Thomas Donlan of Barron’s devotes his latest editorial commentary to the push for a new American constitutional convention.

We can measure the continuing distaste and disrespect for the two and the parties by the progress of the Convention of States movement, regardless of which major candidate wins the 2016 election.

Meeting in Williamsburg, Va., a week ago, the nascent movement tried to show that a convention to propose amendments to the Constitution could be run with dignity and clarity, even though Article V of the Constitution has nothing to say about how such a convention should be organized after two-thirds of state legislatures ask for one. …

… The new movement therefore recruited 137 members of state legislatures to pretend to be delegates at a dry-run convention of the states. And the delegates earnestly drafted and presented amendments, discussing them in free and open debate.

Their decorum was intended to warm the hearts of many who believe that U.S. politicians, from top to bottom, have become too ruthless and intolerant. These delegates, however, were all on the same side in the movement to hamstring the federal government. So decorum aside, the six amendments they adopted might make most citizens’ and nearly all politicians’ blood run cold. They constitute a radical departure from the arc of U.S. history, and certainly from the path of the past 103 years.

• Requiring a two-thirds vote of Congress to approve any increase in the national debt, and ending the power of Congress to mandate spending by states or municipalities.

• Placing 12-year term limits on members of Congress.

• Limiting the powers under the constitutional clause that authorizes Congress to regulate interstate and international commerce.

• Giving Congress a right of approval of federal regulations.

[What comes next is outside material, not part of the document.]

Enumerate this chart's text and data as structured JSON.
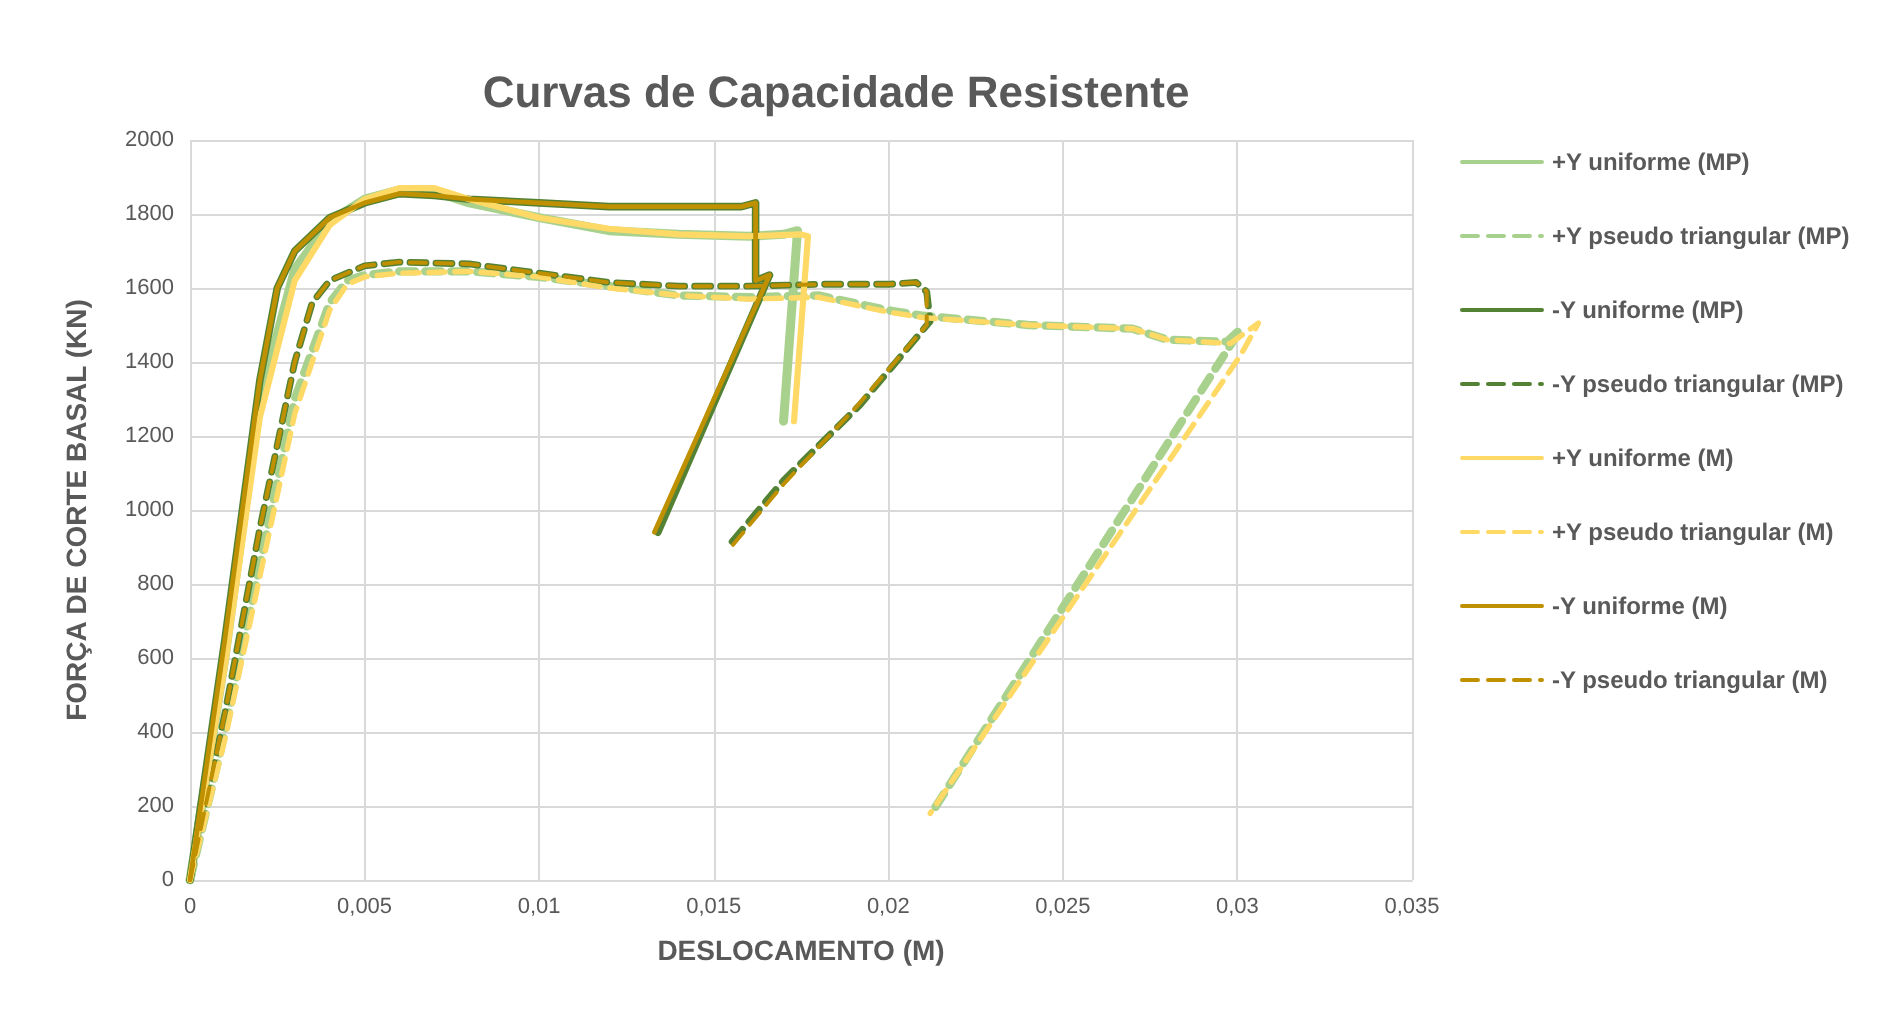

No regulation challenged by 25% of the members of either house would go into effect without support from majorities in both houses, and the president would have no veto against their decisions.

• Repealing the 16th Amendment, which authorized imposition of the income tax in 1913, and requiring supermajority votes for creating or raising federal taxes.

• Giving the states the power to abrogate any federal law, regulation, or executive order by votes of three-fifths of state legislatures.